Au Domaine du Marais, quatre bâtiments historiques posent un curieux problème d’urbanisme : ils ont disparu ou sont en ruine, mais leurs anciennes emprises sont aujourd’hui protégées comme espaces boisés. Pour permettre leur reconstruction dans le cadre d’un projet d’hôtel de luxe, Le Val-Saint-Germain prépare donc une mise en compatibilité ciblée de son PLU.
Sont concernées la ferme de la Pointe, la ferme de la Coquelinière, la ferme de la Levrière et l’ancienne grande serre. Le projet de zonage retire la protection d’espace boisé classé sur 8 100 m² correspondant à ces anciennes implantations. Ce classement a une vraie portée juridique : il interdit les occupations du sol qui compromettraient les boisements et entraîne le rejet de plein droit d’une demande de défrichement. Le dossier communal estime donc sa suppression nécessaire sur les ruines et vestiges destinés à être restaurés ou reconstruits.
Pour encadrer cette exception, le PLU créerait de petits secteurs spécifiques autour des anciennes emprises. L’ensemble de la mise en compatibilité porte sur 1,04 hectare et l’emprise au sol cumulée des constructions nouvelles y serait plafonnée à 5 000 m². Le château et quelques annexes existantes seraient également identifiés pour autoriser leur changement de destination vers un usage hôtelier. L’adaptation reste ainsi circonscrite à quelques emprises au sein des 81 hectares du domaine.

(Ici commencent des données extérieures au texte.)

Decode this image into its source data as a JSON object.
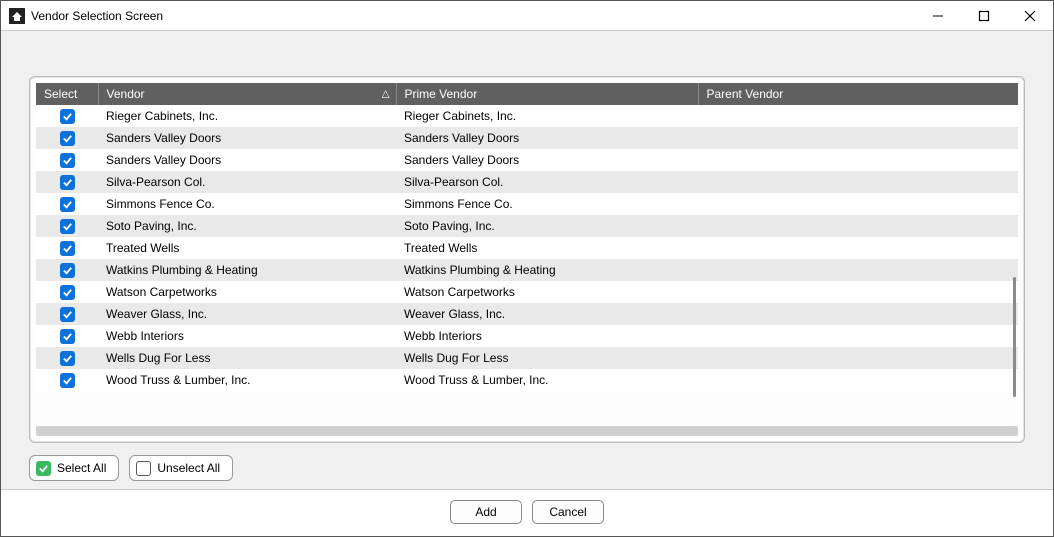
{
  "window": {
    "title": "Vendor Selection Screen"
  },
  "columns": {
    "select": "Select",
    "vendor": "Vendor",
    "prime": "Prime Vendor",
    "parent": "Parent Vendor"
  },
  "sort": {
    "column": "vendor",
    "direction": "asc",
    "indicator": "△"
  },
  "rows": [
    {
      "checked": true,
      "vendor": "Rieger Cabinets, Inc.",
      "prime": "Rieger Cabinets, Inc.",
      "parent": ""
    },
    {
      "checked": true,
      "vendor": "Sanders Valley Doors",
      "prime": "Sanders Valley Doors",
      "parent": ""
    },
    {
      "checked": true,
      "vendor": "Sanders Valley Doors",
      "prime": "Sanders Valley Doors",
      "parent": ""
    },
    {
      "checked": true,
      "vendor": "Silva-Pearson Col.",
      "prime": "Silva-Pearson Col.",
      "parent": ""
    },
    {
      "checked": true,
      "vendor": "Simmons Fence Co.",
      "prime": "Simmons Fence Co.",
      "parent": ""
    },
    {
      "checked": true,
      "vendor": "Soto Paving, Inc.",
      "prime": "Soto Paving, Inc.",
      "parent": ""
    },
    {
      "checked": true,
      "vendor": "Treated Wells",
      "prime": "Treated Wells",
      "parent": ""
    },
    {
      "checked": true,
      "vendor": "Watkins Plumbing & Heating",
      "prime": "Watkins Plumbing & Heating",
      "parent": ""
    },
    {
      "checked": true,
      "vendor": "Watson Carpetworks",
      "prime": "Watson Carpetworks",
      "parent": ""
    },
    {
      "checked": true,
      "vendor": "Weaver Glass, Inc.",
      "prime": "Weaver Glass, Inc.",
      "parent": ""
    },
    {
      "checked": true,
      "vendor": "Webb Interiors",
      "prime": "Webb Interiors",
      "parent": ""
    },
    {
      "checked": true,
      "vendor": "Wells Dug For Less",
      "prime": "Wells Dug For Less",
      "parent": ""
    },
    {
      "checked": true,
      "vendor": "Wood Truss & Lumber, Inc.",
      "prime": "Wood Truss & Lumber, Inc.",
      "parent": ""
    }
  ],
  "buttons": {
    "select_all": "Select All",
    "unselect_all": "Unselect All",
    "add": "Add",
    "cancel": "Cancel"
  },
  "colors": {
    "checkbox_blue": "#0a72d8",
    "select_all_green": "#3cb95f",
    "header_bg": "#606060",
    "row_alt": "#e9e9e9"
  }
}
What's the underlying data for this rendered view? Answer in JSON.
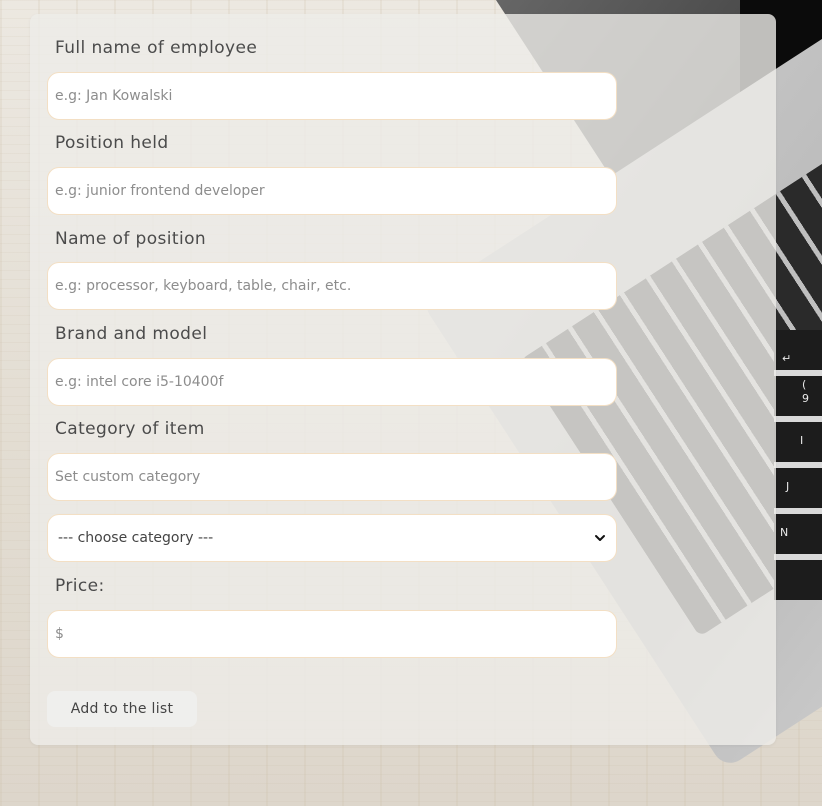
{
  "form": {
    "fields": [
      {
        "label": "Full name of employee",
        "placeholder": "e.g: Jan Kowalski",
        "value": ""
      },
      {
        "label": "Position held",
        "placeholder": "e.g: junior frontend developer",
        "value": ""
      },
      {
        "label": "Name of position",
        "placeholder": "e.g: processor, keyboard, table, chair, etc.",
        "value": ""
      },
      {
        "label": "Brand and model",
        "placeholder": "e.g: intel core i5-10400f",
        "value": ""
      },
      {
        "label": "Category of item",
        "placeholder": "Set custom category",
        "value": ""
      }
    ],
    "category_select": {
      "selected": "--- choose category ---"
    },
    "price": {
      "label": "Price:",
      "placeholder": "$",
      "value": ""
    },
    "submit_label": "Add to the list"
  },
  "background": {
    "visible_keys": [
      "↵",
      "(",
      "9",
      "I",
      "J",
      "N"
    ]
  },
  "colors": {
    "panel": "#eeece8",
    "field_border": "#f3dfc4",
    "label_text": "#4b4b4b",
    "placeholder_text": "#8d8d8d"
  },
  "icons": {
    "select_arrow": "chevron-down-icon"
  }
}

L’échelle de l’opération apparaît dans le dossier examiné par la DRIEAT en 2025. Il décrivait alors un hôtel de luxe de 72 suites et appartements, dix bâtiments restaurés ou reconstruits et 12 443,76 m² de surface de plancher, dans une opération portant sur 7,74 hectares. Le dossier communal de 2026 confirme toujours la vocation hôtelière du projet, mais ne reprend plus le chiffre de 72 hébergements : celui-ci ne peut donc pas être considéré comme la capacité définitive du futur établissement.
Le PLU n’est qu’une étape. En octobre 2025, la DRIEAT a imposé une évaluation environnementale, notamment en raison des connaissances encore incomplètes sur la biodiversité et les zones humides, des déboisements nécessaires et du fonctionnement hydraulique du domaine, relié à la Rémarde. En février 2026, les inventaires écologiques et l’étude hydraulique étaient encore en cours.
Une nouvelle protection patrimoniale s’est ajoutée le 31 mars 2026 : l’inscription au titre des monuments historiques a été étendue à de nouvelles parcelles et dépendances, notamment la cave médiévale, la glacière, la grotte et le sous-sol de la grande serre. Cette décision est postérieure à la notice d’urbanisme datée du 18 février : le projet doit désormais composer avec ce périmètre patrimonial élargi.
La commune a rendu le dossier public début septembre et organisé deux permanences les 9 et 12 septembre. La procédure prévoit encore une enquête publique avant une éventuelle adoption par le conseil municipal. À ce stade, la mise en compatibilité du PLU ne vaut donc pas feu vert à l’hôtel : elle prépare la possibilité de faire renaître, sur leurs anciennes emprises, la ferme de la Pointe, la ferme de la Coquelinière, la ferme de la Levrière et la grande serre.